To the trained eye the CD 34 special election on April 4 held no surprises really. Turnout was low -about 10%. The top two vote getters were the top two fundraisers (CA Assemblyperson Jimmy Gomez and Planning Commissioner Robert Lee Ahn). Given the givens, the odds in a 60% Latino registered voter district strongly favor Gomez unless he somehow falters in the June 6, 2017 run-off election.
The following are some conclusions that I share for your edification:
Negative Campaigning Didn’t Work: Consultants say “we hate it but it works.” But negative campaigning didn’t help those who hit Jimmy Gomez and Arturo Carmona. While it may have diminished their respective vote totals, those impacted voters either stayed home or went to someone else.

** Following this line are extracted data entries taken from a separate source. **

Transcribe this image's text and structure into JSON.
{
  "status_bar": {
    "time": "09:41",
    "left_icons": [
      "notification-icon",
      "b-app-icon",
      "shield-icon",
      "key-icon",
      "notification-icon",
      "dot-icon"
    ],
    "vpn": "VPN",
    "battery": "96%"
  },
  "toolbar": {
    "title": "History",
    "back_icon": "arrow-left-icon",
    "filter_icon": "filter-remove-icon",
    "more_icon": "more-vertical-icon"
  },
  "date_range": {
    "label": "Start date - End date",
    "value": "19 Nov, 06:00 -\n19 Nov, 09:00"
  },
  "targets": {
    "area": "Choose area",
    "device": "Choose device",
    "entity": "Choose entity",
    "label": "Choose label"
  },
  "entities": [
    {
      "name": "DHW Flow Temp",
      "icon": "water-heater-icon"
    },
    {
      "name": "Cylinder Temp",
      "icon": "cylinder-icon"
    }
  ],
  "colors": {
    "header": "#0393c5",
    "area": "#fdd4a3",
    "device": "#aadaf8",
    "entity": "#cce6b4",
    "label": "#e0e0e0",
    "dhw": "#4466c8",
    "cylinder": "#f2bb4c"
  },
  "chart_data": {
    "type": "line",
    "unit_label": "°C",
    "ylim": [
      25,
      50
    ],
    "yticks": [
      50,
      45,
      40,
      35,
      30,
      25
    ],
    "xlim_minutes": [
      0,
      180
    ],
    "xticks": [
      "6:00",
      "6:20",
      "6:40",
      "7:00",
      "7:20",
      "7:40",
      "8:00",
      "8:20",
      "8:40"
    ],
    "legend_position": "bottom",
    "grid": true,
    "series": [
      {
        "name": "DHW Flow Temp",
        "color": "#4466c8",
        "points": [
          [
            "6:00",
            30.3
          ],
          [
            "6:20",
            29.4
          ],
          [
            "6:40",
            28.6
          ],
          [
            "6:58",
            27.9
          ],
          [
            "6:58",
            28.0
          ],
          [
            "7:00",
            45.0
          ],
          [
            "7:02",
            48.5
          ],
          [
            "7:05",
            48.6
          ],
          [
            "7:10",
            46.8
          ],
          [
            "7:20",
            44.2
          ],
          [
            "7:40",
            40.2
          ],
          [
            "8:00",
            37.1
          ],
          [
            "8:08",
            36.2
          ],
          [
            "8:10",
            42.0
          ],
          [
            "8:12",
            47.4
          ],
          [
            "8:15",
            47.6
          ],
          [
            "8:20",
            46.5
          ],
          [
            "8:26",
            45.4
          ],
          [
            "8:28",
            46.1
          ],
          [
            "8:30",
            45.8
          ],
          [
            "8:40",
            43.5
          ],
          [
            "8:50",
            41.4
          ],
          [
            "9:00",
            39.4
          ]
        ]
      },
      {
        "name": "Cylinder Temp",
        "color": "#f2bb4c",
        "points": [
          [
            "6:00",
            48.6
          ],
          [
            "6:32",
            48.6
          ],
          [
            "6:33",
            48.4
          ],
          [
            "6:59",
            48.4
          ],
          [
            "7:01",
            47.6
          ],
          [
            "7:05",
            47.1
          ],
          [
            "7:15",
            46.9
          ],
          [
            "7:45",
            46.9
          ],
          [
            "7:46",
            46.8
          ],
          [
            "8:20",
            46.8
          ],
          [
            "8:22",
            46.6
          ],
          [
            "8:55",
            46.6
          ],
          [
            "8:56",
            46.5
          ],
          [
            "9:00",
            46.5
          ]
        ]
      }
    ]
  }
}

Korean Empowerment is Here to Stay in LA: The pattern is now clear. Koreans (and Asians in general) are flexing their electoral muscle in greater LA. No one saw Robert Lee Ahn coming, but he raced by a talented field of especially Latinas to second place based on strong fundraising from Korea Town and an effective Korean absentee voter program.
“Hillary vs Bernie” Dichotomy Irrelevant to Latino Voters: The “who will win?” Bernie vs Hillary Democrats sweepstakes didn’t materialize because Asm Jimmy Gomez is a progressive and the Bernie camp was divided between Camona, Carrillo, and Mejia. Each got roughly the same vote. A united “Bernie candidacy” could’ve been in the hunt…
Anti-Establishment Feeling is Present but Not Decisive...Yet: Nevertheless, there is an anti-incumbent whiff in the air. You could tell by the number of candidates and the strong campaign narrative. We see this phenomenon in other races like LA County’s recently concluded many March elections. Same story for Texas’ local races to be held in May. Lots of challengers in normally boring races. But it remains to be seen if the dynamic breaks-through…
Rising Stars: Through it all two lights shone bright for me. Of course, kudos to the two front runners Gomez and Ahn. But two also-rans Maria Cabildo and Sara Hernandez rose above the rest with surprisingly attractive narratives and fundraising (in a difficult season). Cabildo exuded genuineness, compassion and district competence with issues like gentrification and affordable housing. Hernandez’ optimism and can-do job development skill charmed many. Both have an electable future of service if they choose to pursue. My advice: don’t stop now, your journey has just begun.